Hagler was the king of one of the traditional glamour weight classes, the erstwhile home of Sugar Ray Robinson, and — in the years immediately preceding Hagler’s reign — the domain of another of the all-time greats, Carlos Monzon. And yet Hagler more than earned his place in that exalted company, which matters in a sport that as much as any other lives within its own history. (Boxing’s former devotion to its traditions and past champions was another of its peculiar appeals, much as was once true of baseball. Today, however, both sports have forsaken that traditionalism in favor of trash and flash — urinating on the record books with steroid pee in the case of baseball, and simply discarding the legends in the name of desperately seeking a younger and stupider fanbase in the case of boxing, a fanbase more inclined to join the fantasy cult of short-lived heavyweight champion Mike Tyson than to wonder, as Tyson himself certainly did, whether the new hotshot champion would have been much more than a decent contender in any of the eras from Joe Louis to Muhammad Ali.)
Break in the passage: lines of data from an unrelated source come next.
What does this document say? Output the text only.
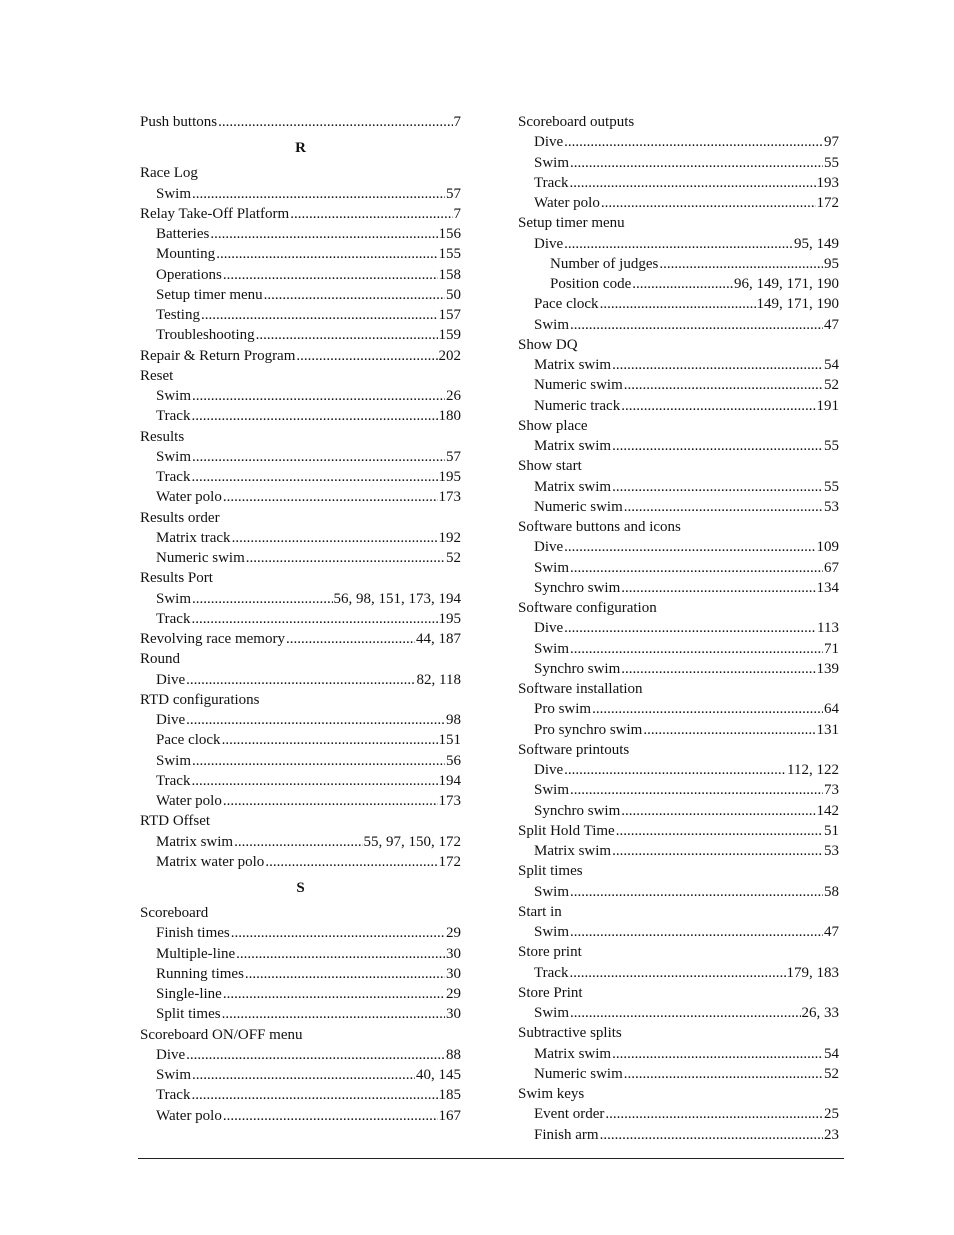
Push buttons .....	7
R
Race Log
Swim .....	57
Relay Take-Off Platform .....	7
Batteries .....	156
Mounting .....	155
Operations .....	158
Setup timer menu .....	50
Testing .....	157
Troubleshooting .....	159
Repair & Return Program .....	202
Reset
Swim .....	26
Track .....	180
Results
Swim .....	57
Track .....	195
Water polo .....	173
Results order
Matrix track .....	192
Numeric swim .....	52
Results Port
Swim .....	56, 98, 151, 173, 194
Track .....	195
Revolving race memory .....	44, 187
Round
Dive .....	82, 118
RTD configurations
Dive .....	98
Pace clock .....	151
Swim .....	56
Track .....	194
Water polo .....	173
RTD Offset
Matrix swim .....	55, 97, 150, 172
Matrix water polo .....	172
S
Scoreboard
Finish times .....	29
Multiple-line .....	30
Running times .....	30
Single-line .....	29
Split times .....	30
Scoreboard ON/OFF menu
Dive .....	88
Swim .....	40, 145
Track .....	185
Water polo .....	167
Scoreboard outputs
Dive .....	97
Swim .....	55
Track .....	193
Water polo .....	172
Setup timer menu
Dive .....	95, 149
Number of judges .....	95
Position code .....	96, 149, 171, 190
Pace clock .....	149, 171, 190
Swim .....	47
Show DQ
Matrix swim .....	54
Numeric swim .....	52
Numeric track .....	191
Show place
Matrix swim .....	55
Show start
Matrix swim .....	55
Numeric swim .....	53
Software buttons and icons
Dive .....	109
Swim .....	67
Synchro swim .....	134
Software configuration
Dive .....	113
Swim .....	71
Synchro swim .....	139
Software installation
Pro swim .....	64
Pro synchro swim .....	131
Software printouts
Dive .....	112, 122
Swim .....	73
Synchro swim .....	142
Split Hold Time .....	51
Matrix swim .....	53
Split times
Swim .....	58
Start in
Swim .....	47
Store print
Track .....	179, 183
Store Print
Swim .....	26, 33
Subtractive splits
Matrix swim .....	54
Numeric swim .....	52
Swim keys
Event order .....	25
Finish arm .....	23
It is always satisfying to think that a man of value and character who might have passed through life largely overlooked could finally get his due. In the case of Marvelous Marvin Hagler, after years of greatness and several victories over important opponents, the ultimate moment of historical reckoning came on April 15th, 1985, when he defended his title against Thomas Hearns in a fight that immediately became, and remains, one of the historic moments (that tradition thing again) of the middleweight division.
Hearns himself was another great boxer whose star was somewhat diminished by his lack of TV smoothness, as well as by his having run out of gas in the late rounds of a fight he was winning until the thirteenth round, against his and Hagler’s main nemesis in the popular imagination, former Olympic glamour boy Sugar Ray Leonard. As a teenager, I looked forward to the Hagler-Hearns fight without a rooting interest — or rather, with two rooting interests. I did not care who won, because I wished both could win. As it happens, both did win legendary status through that night, although Hearns earned his by fighting bravely but in futility through the eight minutes of fury that was Hagler’s vengeance against a world that he felt had refused to give him his due. Hagler died with the popular reputation of a brutal warrior, a fighter of reckless abandon and relentless aggression, but in fact that is not how he fought through most of his career — with the extraordinary exception of April 15th, 1985.
That fight happened to appear on television during the early days of video cassette recorders, so I was lucky enough to get it on tape. I subsequently watched it perhaps fifty times over the years. I would return to it whenever I felt the need for a reminder of the meaning of willpower and the rewards of simple courage. At the end of the only two-and-a-half round boxing match that ever lived up to, and beyond, the “fight-of-the-year” hype that boxing uses to sell its big events, Al Michaels, the broadcaster calling the fight on my recorded version, summed it up, breathlessly but perfectly: “It didn’t go very far, but it was a beauty.”
Apparently, the day before his death, Thomas Hearns, his old foe, and then friend through mutual respect, asked boxing fans to pray for Hagler, who, he shared, was in intensive care fighting effects of a coronavirus vaccination. Now wouldn’t that just sum up everything that has happened to America and the world over the past year!
I do not know whether a vaccination played any role in Hagler’s death. But I do know that Hagler’s life meant a good deal to one young, very unathletic “middleweight” who in the 1980s was often struggling against feelings of isolation and pointlessness, and who found in Hagler’s fortitude some of the inspiration he needed to shrug off his own demons of surrender, as Hagler did to the ring doctor who, during Round Three of his greatest victory, checked the gaping cut on his face and asked if he could still see through the blood, famously quipping, “I ain’t missing him, am I?”